Here’s the minimum of what FMCSA wants to know with any complaint:

  • Your name, address, and telephone number.
  • The name, address, and telephone number of the company. [In this case, the facility involved.]
  • Origin and destination of the shipment.
  • The Department of Transportation (DOT) and Motor Carrier (MC) identification numbers, if available. [Not applicable to shippers and receivers, but would be if a broker is the offending party.]
  • Specific violation(s) alleged. [Violation of the coercion prohibition in this case.]

Documentation of the coercive act, whether text messages and your replies, screenshots from within your logbook or whatever the case may be, are encouraged, of course. You can find further information about the Coercion Rule via this link, too, to FMCSA’s website, and reporting the complaint directly to the nearest state division office is also an avenue you can take for complaints, outside the FMCSA’s complaints database.

For owner-operators or drivers worried about damaging customer relationships by reporting them, my thought is that if the facility is clearly abusing its access to drivers’ time, it’s probably worth it.

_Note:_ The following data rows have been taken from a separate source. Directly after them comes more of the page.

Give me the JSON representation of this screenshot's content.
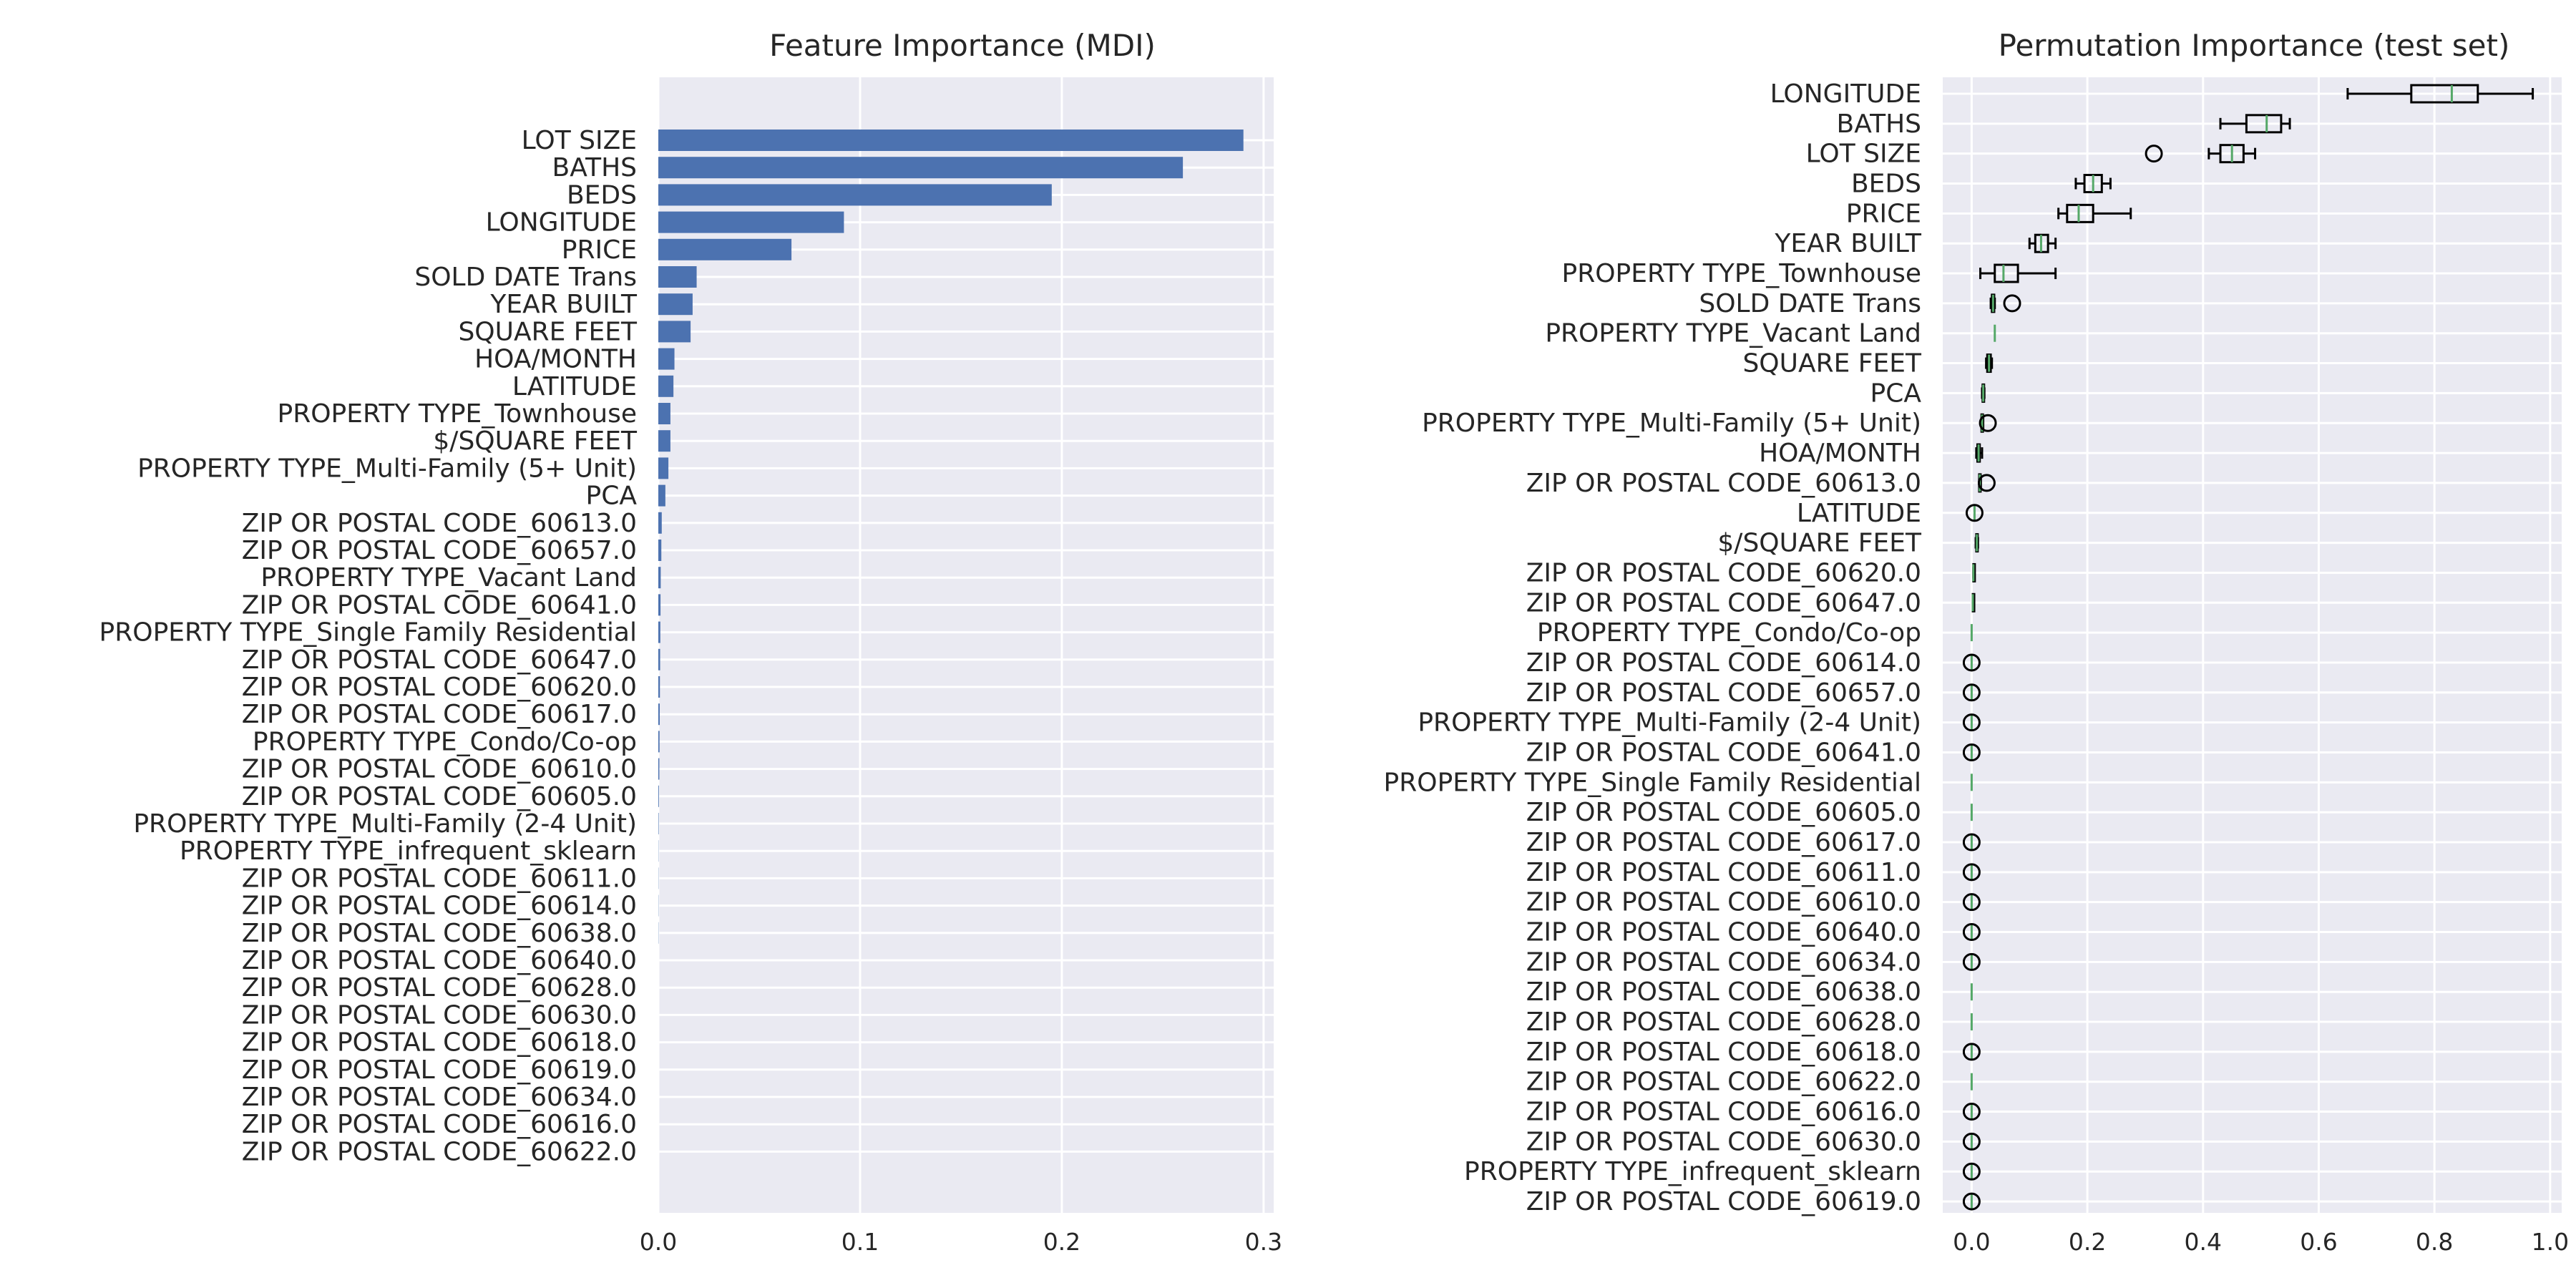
{
  "chart_data": [
    {
      "type": "bar",
      "orientation": "horizontal",
      "title": "Feature Importance (MDI)",
      "xlabel": "",
      "ylabel": "",
      "xlim": [
        0,
        0.305
      ],
      "xticks": [
        "0.0",
        "0.1",
        "0.2",
        "0.3"
      ],
      "grid": true,
      "bar_color": "#4c72b0",
      "background": "#eaeaf2",
      "categories": [
        "LOT SIZE",
        "BATHS",
        "BEDS",
        "LONGITUDE",
        "PRICE",
        "SOLD DATE Trans",
        "YEAR BUILT",
        "SQUARE FEET",
        "HOA/MONTH",
        "LATITUDE",
        "PROPERTY TYPE_Townhouse",
        "$/SQUARE FEET",
        "PROPERTY TYPE_Multi-Family (5+ Unit)",
        "PCA",
        "ZIP OR POSTAL CODE_60613.0",
        "ZIP OR POSTAL CODE_60657.0",
        "PROPERTY TYPE_Vacant Land",
        "ZIP OR POSTAL CODE_60641.0",
        "PROPERTY TYPE_Single Family Residential",
        "ZIP OR POSTAL CODE_60647.0",
        "ZIP OR POSTAL CODE_60620.0",
        "ZIP OR POSTAL CODE_60617.0",
        "PROPERTY TYPE_Condo/Co-op",
        "ZIP OR POSTAL CODE_60610.0",
        "ZIP OR POSTAL CODE_60605.0",
        "PROPERTY TYPE_Multi-Family (2-4 Unit)",
        "PROPERTY TYPE_infrequent_sklearn",
        "ZIP OR POSTAL CODE_60611.0",
        "ZIP OR POSTAL CODE_60614.0",
        "ZIP OR POSTAL CODE_60638.0",
        "ZIP OR POSTAL CODE_60640.0",
        "ZIP OR POSTAL CODE_60628.0",
        "ZIP OR POSTAL CODE_60630.0",
        "ZIP OR POSTAL CODE_60618.0",
        "ZIP OR POSTAL CODE_60619.0",
        "ZIP OR POSTAL CODE_60634.0",
        "ZIP OR POSTAL CODE_60616.0",
        "ZIP OR POSTAL CODE_60622.0"
      ],
      "values": [
        0.29,
        0.26,
        0.195,
        0.092,
        0.066,
        0.019,
        0.017,
        0.016,
        0.008,
        0.0075,
        0.006,
        0.006,
        0.005,
        0.0035,
        0.0017,
        0.0015,
        0.0012,
        0.0011,
        0.001,
        0.0009,
        0.0008,
        0.0007,
        0.0006,
        0.0005,
        0.0003,
        0.0002,
        0.0001,
        0.0001,
        0.0001,
        0.0001,
        0.0,
        0.0,
        0.0,
        0.0,
        0.0,
        0.0,
        0.0,
        0.0
      ]
    },
    {
      "type": "boxplot",
      "orientation": "horizontal",
      "title": "Permutation Importance (test set)",
      "xlabel": "",
      "ylabel": "",
      "xlim": [
        -0.05,
        1.02
      ],
      "xticks": [
        "0.0",
        "0.2",
        "0.4",
        "0.6",
        "0.8",
        "1.0"
      ],
      "grid": true,
      "median_color": "#55a868",
      "background": "#eaeaf2",
      "categories": [
        "LONGITUDE",
        "BATHS",
        "LOT SIZE",
        "BEDS",
        "PRICE",
        "YEAR BUILT",
        "PROPERTY TYPE_Townhouse",
        "SOLD DATE Trans",
        "PROPERTY TYPE_Vacant Land",
        "SQUARE FEET",
        "PCA",
        "PROPERTY TYPE_Multi-Family (5+ Unit)",
        "HOA/MONTH",
        "ZIP OR POSTAL CODE_60613.0",
        "LATITUDE",
        "$/SQUARE FEET",
        "ZIP OR POSTAL CODE_60620.0",
        "ZIP OR POSTAL CODE_60647.0",
        "PROPERTY TYPE_Condo/Co-op",
        "ZIP OR POSTAL CODE_60614.0",
        "ZIP OR POSTAL CODE_60657.0",
        "PROPERTY TYPE_Multi-Family (2-4 Unit)",
        "ZIP OR POSTAL CODE_60641.0",
        "PROPERTY TYPE_Single Family Residential",
        "ZIP OR POSTAL CODE_60605.0",
        "ZIP OR POSTAL CODE_60617.0",
        "ZIP OR POSTAL CODE_60611.0",
        "ZIP OR POSTAL CODE_60610.0",
        "ZIP OR POSTAL CODE_60640.0",
        "ZIP OR POSTAL CODE_60634.0",
        "ZIP OR POSTAL CODE_60638.0",
        "ZIP OR POSTAL CODE_60628.0",
        "ZIP OR POSTAL CODE_60618.0",
        "ZIP OR POSTAL CODE_60622.0",
        "ZIP OR POSTAL CODE_60616.0",
        "ZIP OR POSTAL CODE_60630.0",
        "PROPERTY TYPE_infrequent_sklearn",
        "ZIP OR POSTAL CODE_60619.0"
      ],
      "boxes": [
        {
          "whislo": 0.65,
          "q1": 0.76,
          "med": 0.83,
          "q3": 0.875,
          "whishi": 0.97,
          "fliers": []
        },
        {
          "whislo": 0.43,
          "q1": 0.475,
          "med": 0.51,
          "q3": 0.535,
          "whishi": 0.55,
          "fliers": []
        },
        {
          "whislo": 0.41,
          "q1": 0.43,
          "med": 0.45,
          "q3": 0.47,
          "whishi": 0.49,
          "fliers": [
            0.315
          ]
        },
        {
          "whislo": 0.18,
          "q1": 0.195,
          "med": 0.21,
          "q3": 0.225,
          "whishi": 0.24,
          "fliers": []
        },
        {
          "whislo": 0.15,
          "q1": 0.165,
          "med": 0.185,
          "q3": 0.21,
          "whishi": 0.275,
          "fliers": []
        },
        {
          "whislo": 0.1,
          "q1": 0.11,
          "med": 0.12,
          "q3": 0.132,
          "whishi": 0.145,
          "fliers": []
        },
        {
          "whislo": 0.015,
          "q1": 0.04,
          "med": 0.055,
          "q3": 0.08,
          "whishi": 0.145,
          "fliers": []
        },
        {
          "whislo": 0.033,
          "q1": 0.035,
          "med": 0.037,
          "q3": 0.039,
          "whishi": 0.04,
          "fliers": [
            0.07
          ]
        },
        {
          "whislo": 0.04,
          "q1": 0.04,
          "med": 0.04,
          "q3": 0.04,
          "whishi": 0.04,
          "fliers": []
        },
        {
          "whislo": 0.025,
          "q1": 0.027,
          "med": 0.03,
          "q3": 0.033,
          "whishi": 0.035,
          "fliers": []
        },
        {
          "whislo": 0.018,
          "q1": 0.019,
          "med": 0.02,
          "q3": 0.021,
          "whishi": 0.022,
          "fliers": []
        },
        {
          "whislo": 0.017,
          "q1": 0.017,
          "med": 0.018,
          "q3": 0.019,
          "whishi": 0.02,
          "fliers": [
            0.028
          ]
        },
        {
          "whislo": 0.008,
          "q1": 0.01,
          "med": 0.012,
          "q3": 0.014,
          "whishi": 0.018,
          "fliers": []
        },
        {
          "whislo": 0.013,
          "q1": 0.013,
          "med": 0.014,
          "q3": 0.015,
          "whishi": 0.016,
          "fliers": [
            0.026
          ]
        },
        {
          "whislo": 0.005,
          "q1": 0.005,
          "med": 0.005,
          "q3": 0.005,
          "whishi": 0.005,
          "fliers": [
            0.005
          ]
        },
        {
          "whislo": 0.007,
          "q1": 0.008,
          "med": 0.009,
          "q3": 0.01,
          "whishi": 0.011,
          "fliers": []
        },
        {
          "whislo": 0.003,
          "q1": 0.003,
          "med": 0.003,
          "q3": 0.003,
          "whishi": 0.004,
          "fliers": []
        },
        {
          "whislo": 0.002,
          "q1": 0.002,
          "med": 0.002,
          "q3": 0.002,
          "whishi": 0.003,
          "fliers": []
        },
        {
          "whislo": 0.0,
          "q1": 0.0,
          "med": 0.0,
          "q3": 0.0,
          "whishi": 0.0,
          "fliers": []
        },
        {
          "whislo": 0.0,
          "q1": 0.0,
          "med": 0.0,
          "q3": 0.0,
          "whishi": 0.0,
          "fliers": [
            0.0
          ]
        },
        {
          "whislo": 0.0,
          "q1": 0.0,
          "med": 0.0,
          "q3": 0.0,
          "whishi": 0.0,
          "fliers": [
            0.0
          ]
        },
        {
          "whislo": 0.0,
          "q1": 0.0,
          "med": 0.0,
          "q3": 0.0,
          "whishi": 0.0,
          "fliers": [
            0.0
          ]
        },
        {
          "whislo": 0.0,
          "q1": 0.0,
          "med": 0.0,
          "q3": 0.0,
          "whishi": 0.0,
          "fliers": [
            0.0
          ]
        },
        {
          "whislo": 0.0,
          "q1": 0.0,
          "med": 0.0,
          "q3": 0.0,
          "whishi": 0.0,
          "fliers": []
        },
        {
          "whislo": 0.0,
          "q1": 0.0,
          "med": 0.0,
          "q3": 0.0,
          "whishi": 0.0,
          "fliers": []
        },
        {
          "whislo": 0.0,
          "q1": 0.0,
          "med": 0.0,
          "q3": 0.0,
          "whishi": 0.0,
          "fliers": [
            0.0
          ]
        },
        {
          "whislo": 0.0,
          "q1": 0.0,
          "med": 0.0,
          "q3": 0.0,
          "whishi": 0.0,
          "fliers": [
            0.0
          ]
        },
        {
          "whislo": 0.0,
          "q1": 0.0,
          "med": 0.0,
          "q3": 0.0,
          "whishi": 0.0,
          "fliers": [
            0.0
          ]
        },
        {
          "whislo": 0.0,
          "q1": 0.0,
          "med": 0.0,
          "q3": 0.0,
          "whishi": 0.0,
          "fliers": [
            0.0
          ]
        },
        {
          "whislo": 0.0,
          "q1": 0.0,
          "med": 0.0,
          "q3": 0.0,
          "whishi": 0.0,
          "fliers": [
            0.0
          ]
        },
        {
          "whislo": 0.0,
          "q1": 0.0,
          "med": 0.0,
          "q3": 0.0,
          "whishi": 0.0,
          "fliers": []
        },
        {
          "whislo": 0.0,
          "q1": 0.0,
          "med": 0.0,
          "q3": 0.0,
          "whishi": 0.0,
          "fliers": []
        },
        {
          "whislo": 0.0,
          "q1": 0.0,
          "med": 0.0,
          "q3": 0.0,
          "whishi": 0.0,
          "fliers": [
            0.0
          ]
        },
        {
          "whislo": 0.0,
          "q1": 0.0,
          "med": 0.0,
          "q3": 0.0,
          "whishi": 0.0,
          "fliers": []
        },
        {
          "whislo": 0.0,
          "q1": 0.0,
          "med": 0.0,
          "q3": 0.0,
          "whishi": 0.0,
          "fliers": [
            0.0
          ]
        },
        {
          "whislo": 0.0,
          "q1": 0.0,
          "med": 0.0,
          "q3": 0.0,
          "whishi": 0.0,
          "fliers": [
            0.0
          ]
        },
        {
          "whislo": 0.0,
          "q1": 0.0,
          "med": 0.0,
          "q3": 0.0,
          "whishi": 0.0,
          "fliers": [
            0.0
          ]
        },
        {
          "whislo": 0.0,
          "q1": 0.0,
          "med": 0.0,
          "q3": 0.0,
          "whishi": 0.0,
          "fliers": [
            0.0
          ]
        }
      ]
    }
  ]
}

If it’s a facility you’re likely never to encounter again and it’s clear this is a serious problem for others at the facility, it could be worth it, too.

The point is, ultimately, if enough people engage FMCSA this way about real problems they’re having, it might be an effective way to put your tax dollars, and on-the-ground information, to work in enforcement in an area where it’s needed. Better yet, considering the long-ongoing hours/undue-detention dilemma, the shippers and receivers with the biggest problems might have a little more impetus toward getting their act together already.

Anyone here reported a facility lately, perhaps? Results?